US Deputy Treasury Secretary Wally Adeyemo used a five-day trip to South Africa to advertise his country’s ambitions of securing supplies of the metals needed for the global energy transition — materials that abound in Africa.
Adeyemo, in a speech to US businesses active in the country, stressed that South Africa needs to put in place the right incentives to boost the mining industry. He also visited a mine owned by Sibanye Stillwater Ltd., the South African precious and battery-metals miner that’s invested in a palladium operation in the US state of Montana.
In a later interview with Bloomberg, he took a veiled swipe at the approach by US geopolitical rival China, which has tied up much of Africa’s production of the metals needed for batteries for electric vehicles and renewable power plants.
The infrastructure needed to export minerals is often “built by the people who want to offtake those minerals for their sole benefit,” he said in an interview in Johannesburg’s office on March 15. “Railroads should not only go from a mine to a port, but should have other stops along the way that help drive a more robust economy.”
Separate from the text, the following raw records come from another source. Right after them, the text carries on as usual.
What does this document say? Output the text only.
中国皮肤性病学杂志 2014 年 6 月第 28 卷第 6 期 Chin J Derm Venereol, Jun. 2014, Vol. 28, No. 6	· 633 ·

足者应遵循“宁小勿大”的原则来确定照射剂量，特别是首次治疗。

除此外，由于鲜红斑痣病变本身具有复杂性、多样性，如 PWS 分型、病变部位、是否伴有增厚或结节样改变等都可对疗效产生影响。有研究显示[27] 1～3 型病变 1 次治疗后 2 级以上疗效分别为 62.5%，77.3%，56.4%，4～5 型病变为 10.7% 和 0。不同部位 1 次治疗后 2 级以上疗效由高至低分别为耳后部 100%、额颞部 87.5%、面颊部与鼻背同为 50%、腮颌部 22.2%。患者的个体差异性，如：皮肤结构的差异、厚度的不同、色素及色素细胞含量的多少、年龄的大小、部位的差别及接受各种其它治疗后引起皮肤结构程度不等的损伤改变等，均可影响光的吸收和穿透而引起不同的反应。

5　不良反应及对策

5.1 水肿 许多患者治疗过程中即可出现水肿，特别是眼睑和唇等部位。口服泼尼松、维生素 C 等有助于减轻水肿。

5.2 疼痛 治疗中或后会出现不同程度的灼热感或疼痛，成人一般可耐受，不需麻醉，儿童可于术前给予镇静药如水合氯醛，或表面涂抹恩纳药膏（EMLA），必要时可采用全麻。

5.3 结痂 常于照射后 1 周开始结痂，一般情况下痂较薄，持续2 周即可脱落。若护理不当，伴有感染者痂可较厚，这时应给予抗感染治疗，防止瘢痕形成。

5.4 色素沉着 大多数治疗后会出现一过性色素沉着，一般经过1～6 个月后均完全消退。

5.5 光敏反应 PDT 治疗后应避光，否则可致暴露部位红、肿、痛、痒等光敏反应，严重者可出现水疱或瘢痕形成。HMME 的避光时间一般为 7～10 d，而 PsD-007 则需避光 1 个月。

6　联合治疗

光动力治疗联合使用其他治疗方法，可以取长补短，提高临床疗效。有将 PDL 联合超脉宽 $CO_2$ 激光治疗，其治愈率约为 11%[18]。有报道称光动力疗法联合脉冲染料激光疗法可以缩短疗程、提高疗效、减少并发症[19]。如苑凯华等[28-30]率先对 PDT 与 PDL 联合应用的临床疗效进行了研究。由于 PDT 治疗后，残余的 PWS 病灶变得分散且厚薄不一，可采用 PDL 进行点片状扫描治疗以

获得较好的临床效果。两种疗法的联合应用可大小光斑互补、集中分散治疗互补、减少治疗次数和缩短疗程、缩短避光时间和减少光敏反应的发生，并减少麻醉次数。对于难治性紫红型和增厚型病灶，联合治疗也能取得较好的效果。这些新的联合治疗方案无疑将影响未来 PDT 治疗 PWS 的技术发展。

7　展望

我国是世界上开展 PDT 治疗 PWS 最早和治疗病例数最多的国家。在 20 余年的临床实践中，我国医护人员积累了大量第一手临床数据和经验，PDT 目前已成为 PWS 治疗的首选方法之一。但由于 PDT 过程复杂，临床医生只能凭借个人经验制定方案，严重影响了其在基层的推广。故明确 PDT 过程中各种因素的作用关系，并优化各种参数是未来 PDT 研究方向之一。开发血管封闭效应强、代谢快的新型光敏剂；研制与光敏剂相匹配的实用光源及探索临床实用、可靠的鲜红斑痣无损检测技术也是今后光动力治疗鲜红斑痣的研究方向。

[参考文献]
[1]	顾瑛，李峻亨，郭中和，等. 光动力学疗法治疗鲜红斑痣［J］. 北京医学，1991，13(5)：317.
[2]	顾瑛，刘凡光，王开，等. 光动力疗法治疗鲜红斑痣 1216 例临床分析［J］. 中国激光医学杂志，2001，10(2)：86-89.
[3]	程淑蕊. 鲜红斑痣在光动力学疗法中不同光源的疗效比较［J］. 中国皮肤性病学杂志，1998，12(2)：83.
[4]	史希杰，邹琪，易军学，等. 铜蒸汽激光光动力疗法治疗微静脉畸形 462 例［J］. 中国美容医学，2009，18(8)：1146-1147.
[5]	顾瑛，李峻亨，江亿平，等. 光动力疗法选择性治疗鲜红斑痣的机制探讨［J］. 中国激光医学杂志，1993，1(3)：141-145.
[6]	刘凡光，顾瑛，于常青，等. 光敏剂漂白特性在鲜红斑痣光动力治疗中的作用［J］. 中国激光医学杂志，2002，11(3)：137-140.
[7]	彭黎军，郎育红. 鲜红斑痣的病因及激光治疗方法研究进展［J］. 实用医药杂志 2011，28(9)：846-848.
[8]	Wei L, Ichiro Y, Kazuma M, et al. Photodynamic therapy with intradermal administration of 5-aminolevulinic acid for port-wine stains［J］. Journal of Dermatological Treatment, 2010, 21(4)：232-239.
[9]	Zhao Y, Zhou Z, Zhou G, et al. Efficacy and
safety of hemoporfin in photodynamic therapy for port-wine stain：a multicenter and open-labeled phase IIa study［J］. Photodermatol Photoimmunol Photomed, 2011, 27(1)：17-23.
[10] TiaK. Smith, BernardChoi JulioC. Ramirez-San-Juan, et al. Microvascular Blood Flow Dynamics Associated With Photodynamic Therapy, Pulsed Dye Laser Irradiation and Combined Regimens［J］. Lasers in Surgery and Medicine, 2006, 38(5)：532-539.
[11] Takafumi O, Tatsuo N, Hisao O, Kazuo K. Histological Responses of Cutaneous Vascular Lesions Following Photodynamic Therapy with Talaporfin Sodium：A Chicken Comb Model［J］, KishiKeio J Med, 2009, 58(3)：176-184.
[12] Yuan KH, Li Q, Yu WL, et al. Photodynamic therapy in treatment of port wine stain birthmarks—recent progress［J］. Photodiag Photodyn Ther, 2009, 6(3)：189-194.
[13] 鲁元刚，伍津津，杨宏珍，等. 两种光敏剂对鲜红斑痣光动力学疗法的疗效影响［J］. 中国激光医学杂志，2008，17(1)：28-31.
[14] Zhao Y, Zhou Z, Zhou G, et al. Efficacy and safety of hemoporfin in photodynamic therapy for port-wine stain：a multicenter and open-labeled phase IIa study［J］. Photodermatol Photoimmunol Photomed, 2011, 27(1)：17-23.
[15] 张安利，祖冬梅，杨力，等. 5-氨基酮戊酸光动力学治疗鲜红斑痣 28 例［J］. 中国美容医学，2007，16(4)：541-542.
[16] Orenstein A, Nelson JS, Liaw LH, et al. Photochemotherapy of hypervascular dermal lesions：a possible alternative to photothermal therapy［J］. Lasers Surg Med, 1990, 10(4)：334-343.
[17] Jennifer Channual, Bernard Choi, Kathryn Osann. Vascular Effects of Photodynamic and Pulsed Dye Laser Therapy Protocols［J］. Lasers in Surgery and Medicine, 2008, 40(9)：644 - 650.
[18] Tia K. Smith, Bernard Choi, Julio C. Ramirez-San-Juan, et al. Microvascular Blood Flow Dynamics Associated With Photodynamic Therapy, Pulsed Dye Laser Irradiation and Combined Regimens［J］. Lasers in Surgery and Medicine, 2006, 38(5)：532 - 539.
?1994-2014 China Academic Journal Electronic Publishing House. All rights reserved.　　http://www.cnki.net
While the US has fallen behind China in the race for Africa’s resources, it has taken bold steps recently. The most notable of those was backing a $2.3 billion rail project linking the copperbelt of Zambia and the Democratic Republic of Congo to a port on Angola’s coast through a 2,600-kilometer (1,616-mile) network.
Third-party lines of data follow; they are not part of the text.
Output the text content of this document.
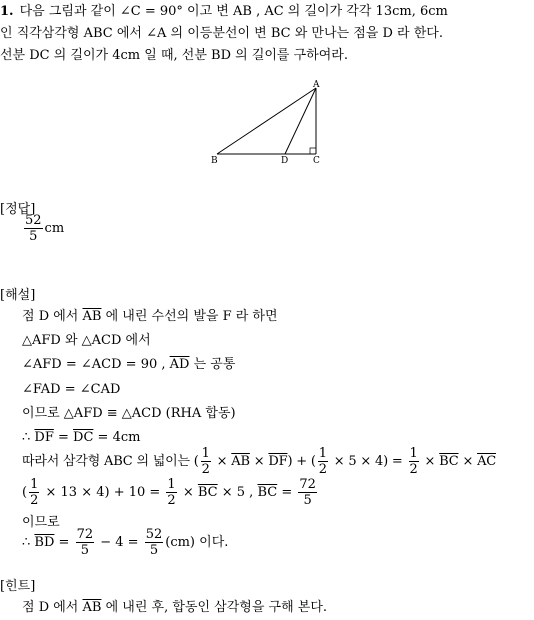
1. 다음 그림과 같이 ∠C = 90° 이고 변 AB , AC 의 길이가 각각 13cm, 6cm
인 직각삼각형 ABC 에서 ∠A 의 이등분선이 변 BC 와 만나는 점을 D 라 한다.
선분 DC 의 길이가 4cm 일 때, 선분 BD 의 길이를 구하여라.
A
B	D	C
[정답]
$\frac{52}{5}$ cm
[해설]
점 D 에서 $\overline{AB}$ 에 내린 수선의 발을 F 라 하면
△AFD 와 △ACD 에서
∠AFD = ∠ACD = 90 , $\overline{AD}$ 는 공통
∠FAD = ∠CAD
이므로 △AFD ≡ △ACD (RHA 합동)
∴ $\overline{DF} = \overline{DC} = 4cm$
따라서 삼각형 ABC 의 넓이는 ( $\frac{1}{2} \times \overline{AB} \times \overline{DF}$) + ( $\frac{1}{2} \times 5 \times 4) = \frac{1}{2} \times \overline{BC} \times \overline{AC}$
( $\frac{1}{2} \times 13 \times 4) + 10 = \frac{1}{2} \times \overline{BC} \times 5$ , $\overline{BC} = \frac{72}{5}$
이므로
∴ $\overline{BD} = \frac{72}{5} - 4 = \frac{52}{5} (cm)$ 이다.
[힌트]
점 D 에서 $\overline{AB}$ 에 내린 후, 합동인 삼각형을 구해 본다.
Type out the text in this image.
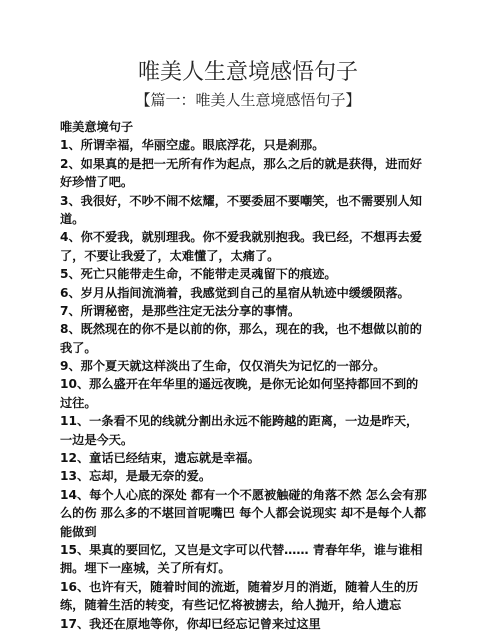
唯美人生意境感悟句子
【篇一：唯美人生意境感悟句子】
唯美意境句子
1、所谓幸福，华丽空虚。眼底浮花，只是刹那。
2、如果真的是把一无所有作为起点，那么之后的就是获得，进而好
好珍惜了吧。
3、我很好，不吵不闹不炫耀，不要委屈不要嘲笑，也不需要别人知
道。
4、你不爱我，就别理我。你不爱我就别抱我。我已经，不想再去爱
了，不要让我爱了，太难懂了，太痛了。
5、死亡只能带走生命，不能带走灵魂留下的痕迹。
6、岁月从指间流淌着，我感觉到自己的星宿从轨迹中缓缓陨落。
7、所谓秘密，是那些注定无法分享的事情。
8、既然现在的你不是以前的你，那么，现在的我，也不想做以前的
我了。
9、那个夏天就这样淡出了生命，仅仅消失为记忆的一部分。
10、那么盛开在年华里的遥远夜晚，是你无论如何坚持都回不到的
过往。
11、一条看不见的线就分割出永远不能跨越的距离，一边是昨天，
一边是今天。
12、童话已经结束，遗忘就是幸福。
13、忘却，是最无奈的爱。
14、每个人心底的深处 都有一个不愿被触碰的角落不然 怎么会有那
么的伤 那么多的不堪回首呢嘴巴 每个人都会说现实 却不是每个人都
能做到
15、果真的要回忆，又岂是文字可以代替…… 青春年华，谁与谁相
拥。埋下一座城，关了所有灯。
16、也许有天，随着时间的流逝，随着岁月的消逝，随着人生的历
练，随着生活的转变，有些记忆将被掳去，给人抛开，给人遗忘
17、我还在原地等你，你却已经忘记曾来过这里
In South Africa, the US International Development Finance Corp. has channeled $50 million into developing a rare-earths operation that aims to be a counterweight to China’s dominance of supply of the crucial minerals.
South Africa has the sixth-best supply of raw materials needed for the manufacture of lithium-ion batteries with increasing supplies of nickel and the world’s largest reserves of manganese, key metals for battery manufacturing, according to a ranking by Bloomberg BNEF.